Trump should emphasize that Russia's interference in the US election was a casus belli, Carle said — an action that justifies a war. He said Trump should outline steps the US would take if Russia continued its aggression, including "going to the Security Council, freezing all assets of Russian banks and individuals, expelling all Russian diplomats," and possibly deploying US forces to the Baltics.
"Russia's actions were that significant," he said.
Deitz said it would be "truly awful" if the issue of Russia's election interference was not brought up.
Price said Trump needed to clearly signal to Russia that US sanctions related to Russia's actions in Ukraine would not be lifted until Moscow lived up to its obligations outlined in the 2014 Minsk Protocol. The agreement, which called for Russia to cease its military aggression in Ukraine, was put in place after Russia annexed the territory of Crimea in March 2014.
The agreement has been violated from both sides since. In recent years, Ukraine has also turned into a testing ground for acts of cyberwar, many of which are believed to have come from Russia. Most recently, Russia is thought to have been behind a colossal cyberattack that crippled countries and corporations across the globe — and Ukraine was by far the hardest hit.
The US must stress that the Baltics and Ukraine are sovereign states, Carle said, adding that "any further actions taken to destabilize them can be considered an escalation of tensions" to which NATO could respond.
The experts argued the ongoing crisis in Syria should also be addressed, with the US taking a strong stance against continued aggression by Syrian President Bashar Assad and chemical attacks against civilians. The US and Russia support opposing sides in the conflict, which has contributed to crumbling relations between the two countries since the war erupted in 2011.
Russia is one of Assad's most stalwart international allies. It has frequently intervened to block UN resolutions critical of Syria and also supplied military assistance to Assad's forces. In 2015, Russia began carrying out airstrikes against Syrian rebels, though it said it was targeting terrorists. The US, on the other hand, supports Syria's main opposition group, the National Coalition, and provides military assistance to rebels and Syrian Kurds fighting the Islamic State and Assad's regime.
Tensions between the US and Russia in Syria escalated after scores of civilians were killed in April following a chemical attack believed to have been carried out by Assad and backed by Russia.
Though the US and Russia have not reached a consensus on how to address the crisis in Syria, both have conceded that only a political solution and a negotiated settlement will end the war.
Trump should certainly "bring up potential areas of broader cooperation — including in Syria — but he mustn't focus on that at the exclusion of our significant areas of disagreement," Price said.
He added that Trump also needed to clearly signal to Putin that the US government was unequivocally committed to Article 5 of NATO and that "any aggression — in whatever form — against a NATO ally will not be tolerated." Trump has frequently criticized the coalition in the past, but he reaffirmed the US's commitment to NATO and Article 5 during his speech in Poland on Thursday.
Most important, experts say, Trump must be careful not to concede anything to Putin.
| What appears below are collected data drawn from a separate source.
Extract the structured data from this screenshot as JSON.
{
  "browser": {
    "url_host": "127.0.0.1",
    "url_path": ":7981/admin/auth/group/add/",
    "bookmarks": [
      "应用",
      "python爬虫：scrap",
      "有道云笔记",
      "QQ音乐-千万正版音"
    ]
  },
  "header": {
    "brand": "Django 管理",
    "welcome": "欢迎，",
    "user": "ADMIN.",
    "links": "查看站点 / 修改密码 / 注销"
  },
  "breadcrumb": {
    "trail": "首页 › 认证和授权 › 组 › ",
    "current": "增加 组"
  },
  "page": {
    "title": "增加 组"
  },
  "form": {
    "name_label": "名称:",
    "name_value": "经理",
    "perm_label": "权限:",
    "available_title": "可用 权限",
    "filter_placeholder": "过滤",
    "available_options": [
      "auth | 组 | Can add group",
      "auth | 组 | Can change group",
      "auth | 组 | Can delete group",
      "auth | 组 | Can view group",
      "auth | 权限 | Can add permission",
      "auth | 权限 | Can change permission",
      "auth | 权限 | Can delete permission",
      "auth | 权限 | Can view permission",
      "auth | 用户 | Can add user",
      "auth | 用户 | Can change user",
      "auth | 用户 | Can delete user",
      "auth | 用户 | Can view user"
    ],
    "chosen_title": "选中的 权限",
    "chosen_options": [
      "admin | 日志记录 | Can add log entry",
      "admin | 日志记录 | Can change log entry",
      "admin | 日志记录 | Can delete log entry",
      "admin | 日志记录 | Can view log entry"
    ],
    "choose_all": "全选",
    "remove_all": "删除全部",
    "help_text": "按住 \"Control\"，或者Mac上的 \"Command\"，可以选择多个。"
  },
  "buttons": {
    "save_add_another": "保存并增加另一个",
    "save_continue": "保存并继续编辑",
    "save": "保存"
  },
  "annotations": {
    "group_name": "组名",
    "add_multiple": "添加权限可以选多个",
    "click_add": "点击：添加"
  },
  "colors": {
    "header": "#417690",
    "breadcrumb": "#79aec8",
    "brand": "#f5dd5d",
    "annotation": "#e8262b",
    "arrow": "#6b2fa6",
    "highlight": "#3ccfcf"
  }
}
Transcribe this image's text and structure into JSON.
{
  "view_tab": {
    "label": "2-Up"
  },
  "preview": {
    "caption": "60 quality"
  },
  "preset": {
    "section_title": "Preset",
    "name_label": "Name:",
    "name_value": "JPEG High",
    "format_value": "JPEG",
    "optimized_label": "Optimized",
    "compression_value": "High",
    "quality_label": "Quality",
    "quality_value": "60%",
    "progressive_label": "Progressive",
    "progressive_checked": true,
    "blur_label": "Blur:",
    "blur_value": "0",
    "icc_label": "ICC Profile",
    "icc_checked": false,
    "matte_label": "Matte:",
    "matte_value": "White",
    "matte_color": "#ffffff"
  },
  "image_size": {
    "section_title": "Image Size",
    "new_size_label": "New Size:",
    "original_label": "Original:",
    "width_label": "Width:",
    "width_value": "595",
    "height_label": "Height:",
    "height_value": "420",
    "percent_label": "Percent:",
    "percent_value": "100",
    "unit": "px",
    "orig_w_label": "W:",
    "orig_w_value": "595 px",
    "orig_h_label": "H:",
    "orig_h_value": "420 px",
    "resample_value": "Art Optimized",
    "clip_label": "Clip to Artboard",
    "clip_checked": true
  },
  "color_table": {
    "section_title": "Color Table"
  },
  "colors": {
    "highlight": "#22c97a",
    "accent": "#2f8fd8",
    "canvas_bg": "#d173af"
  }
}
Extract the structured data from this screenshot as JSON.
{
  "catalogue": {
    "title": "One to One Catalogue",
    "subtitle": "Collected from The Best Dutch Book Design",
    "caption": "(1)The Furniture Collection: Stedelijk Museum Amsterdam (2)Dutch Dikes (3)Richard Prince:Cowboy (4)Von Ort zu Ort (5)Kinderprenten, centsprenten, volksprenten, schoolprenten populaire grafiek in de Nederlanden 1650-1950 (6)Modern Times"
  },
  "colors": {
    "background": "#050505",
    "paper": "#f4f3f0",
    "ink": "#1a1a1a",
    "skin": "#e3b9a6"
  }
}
Trump "should present our goals and listen to the Russians," Carle said. "He should agree to pursue our goals if that's possible." Trump should also recognize that "personal relationships are irrelevant — Putin will charm and make nice," but that bears no importance, he added. "Only national interests matter here. The Russians are astute, prepared, and clear in their objectives," he said, and the US must come similarly prepared.